Эти книги, общим числом около 11 тысяч, были переданы в Государственную библиотеку им. В.И. Ленина и растворились в ее фондах. Около 500 томов были переданы в ближайшую школу и на агитпункт.

- А я все их читал! - гордо заявил Коба. - И еще все новые художественные произведения всех более-менее известных авторов, особенно тех, которые претендовали на какую-либо премию! А вот ты, Ельцин! Ты же читать начал только после отставки! Звонил ли хоть раз какому-либо писателю или поэту по телефону? Приглашал к себе на обед? Устраивал посиделки с литераторами? Помог хоть кому-то из них? В Россию Солженицин из Америки вернулся – как ты его встретил?

- Я ему орден предложил!

- Который он не принял! А ты его из памяти выбросил – своей! И попытался лишить народной памяти! Не давал ему возможности выступать на телевидении, обрек на одиночество! Вообще-то правильно сделал! - неожиданно выпалил тиран. - Рот ему заткнул – это умно. Хотя лучше было бы расстрелять...

- Гнилая политика оставлять в живых творческих людей — врагов народа особенно процветала при Брежневе, - наябедничал Молотов.

- Да, ведь именно при нем диссидент Синявский впервые был отправлен за границу - во Францию, - проявил неожиданные познания в новейшей российской истории Коба.

- «Вот это уж зря отпустили. Евреев еще можно выпустить, черт с ними, не хотят, а русского выпускать – это, по-моему, слабость. У тех есть своя родина – пожалуйста», - начал сокрушаться Вячеслав Михайлович.

- Какая родина? Израиль – буржуазное государство!

- «Пускай, наплевать на них. Они сами буржуазные, если они с нами не мирятся. Но назад не принимать – что у нас страна, гостиница что ли?.. Вот пришлось Троцкого отпустить, а он антисоветчину там разводил. Я считаю, что все-таки правильно, что отпустили. Он бы больше будировал...»

- В 1928-29-м можно было убить его? - влез в беседу тирана с его подручным Ницше.
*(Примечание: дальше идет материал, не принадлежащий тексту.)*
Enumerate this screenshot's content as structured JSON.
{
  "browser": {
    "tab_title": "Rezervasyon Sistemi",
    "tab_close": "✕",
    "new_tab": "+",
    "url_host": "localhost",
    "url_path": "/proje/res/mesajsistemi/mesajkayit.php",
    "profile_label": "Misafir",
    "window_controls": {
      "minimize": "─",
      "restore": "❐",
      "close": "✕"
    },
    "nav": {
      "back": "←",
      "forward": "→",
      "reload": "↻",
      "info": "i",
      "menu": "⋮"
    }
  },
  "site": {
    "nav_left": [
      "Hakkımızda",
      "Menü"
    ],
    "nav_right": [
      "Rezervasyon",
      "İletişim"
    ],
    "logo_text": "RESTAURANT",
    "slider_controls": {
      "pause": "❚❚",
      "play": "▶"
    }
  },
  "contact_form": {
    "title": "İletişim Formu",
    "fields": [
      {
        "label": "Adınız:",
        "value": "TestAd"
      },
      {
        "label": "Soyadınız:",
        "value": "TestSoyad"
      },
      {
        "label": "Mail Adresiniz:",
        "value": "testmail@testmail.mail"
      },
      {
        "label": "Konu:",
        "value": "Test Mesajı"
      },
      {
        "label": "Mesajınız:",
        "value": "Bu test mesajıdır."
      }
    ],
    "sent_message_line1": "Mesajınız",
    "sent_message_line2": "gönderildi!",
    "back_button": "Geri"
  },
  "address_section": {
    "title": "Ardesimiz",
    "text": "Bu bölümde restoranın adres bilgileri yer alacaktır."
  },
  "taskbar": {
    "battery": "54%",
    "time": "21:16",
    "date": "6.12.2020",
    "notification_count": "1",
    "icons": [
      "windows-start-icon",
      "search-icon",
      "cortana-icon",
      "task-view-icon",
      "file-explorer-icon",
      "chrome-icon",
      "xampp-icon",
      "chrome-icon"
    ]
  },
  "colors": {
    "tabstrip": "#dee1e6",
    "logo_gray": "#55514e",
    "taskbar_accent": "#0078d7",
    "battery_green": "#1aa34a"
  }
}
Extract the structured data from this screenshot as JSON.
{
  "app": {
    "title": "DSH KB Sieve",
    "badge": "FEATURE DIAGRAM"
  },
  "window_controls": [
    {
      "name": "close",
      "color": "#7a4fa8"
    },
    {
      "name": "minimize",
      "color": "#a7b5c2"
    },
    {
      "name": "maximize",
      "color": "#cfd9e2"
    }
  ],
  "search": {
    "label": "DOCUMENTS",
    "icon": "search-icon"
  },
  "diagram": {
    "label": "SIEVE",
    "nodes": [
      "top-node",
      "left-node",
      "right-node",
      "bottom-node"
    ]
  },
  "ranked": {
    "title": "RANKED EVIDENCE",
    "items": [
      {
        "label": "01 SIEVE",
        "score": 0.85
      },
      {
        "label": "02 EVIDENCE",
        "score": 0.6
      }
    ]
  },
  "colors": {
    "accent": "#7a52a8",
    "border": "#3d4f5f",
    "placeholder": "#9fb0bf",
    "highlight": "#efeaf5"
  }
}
- «Нельзя. Еще было бы пятно. И так с противниками... Все надежды на какие-то технические средства, а политика на втором плане. А политика – она решает. Да и сейчас убить Солженицына было бы нетрудно. Я считаю, что посадить было бы лучше».

- Так он фактически в ссылке был! - стал оправдываться Ельцин – и осекся: понял, что сболтнул...

- Не понимаю, чего литераторы, пережившие мое правление, меня не любят? - закокетничал Сталин. - Я о них заботился куда больше, чем все остальные правители СССР вместе взятые!

- Потому и не любят, что еле выжили! - пояснил Ницше.

- Однако большинство советских граждан меня боготворили! - торжествующе объявил Коба. Да и сейчас моих поклонников не так мало!

- Странности русского менталитета, - объяснил философ.

- Вы правы, господин Ницше! - вперед вышла душа гениального барда Булата Окуджавы. - Позвольте, я охарактеризую эти особенности...

«Давайте придумаем деспота,

Чтоб в душах царил он один

От возраста самого детского

И до благородных седин.

Усы ему вырастим пышные,

Тигриные вставим глаза,

Оденем в сапожки неслышные

И проголосуем все – за!

Давайте придумаем деспота,

Придумаем, как захотим.

Потом будет спрашивать не с кого,

Коль вместе его сотворим.

И пусть он над нами куражится

И пальцем грозится из тьмы,

Пока наконец не окажется,

Что сами им созданы мы!»

Великое стихотворение потрясло всех...

- «Эта штука будет посильнее «Фауста» Гете» - процитировал своего приемника Ленин.

- Чертовски правдивое стихотворение! - затряс козлиной бородой Люцифер. - Ты, Сталин, ухитрился наплодить в СССР себе подобных, а непохожих истреблял. Вот твои духовные детки тебя до сих пор и чтят! Желают возвращения расстрелов, лагерей, ночных «черных воронов», доносов, допросов – только чтоб «в стране был порядок!»

- Самый идеальный порядок царит на кладбищах, - сделал философский вывод Ницше.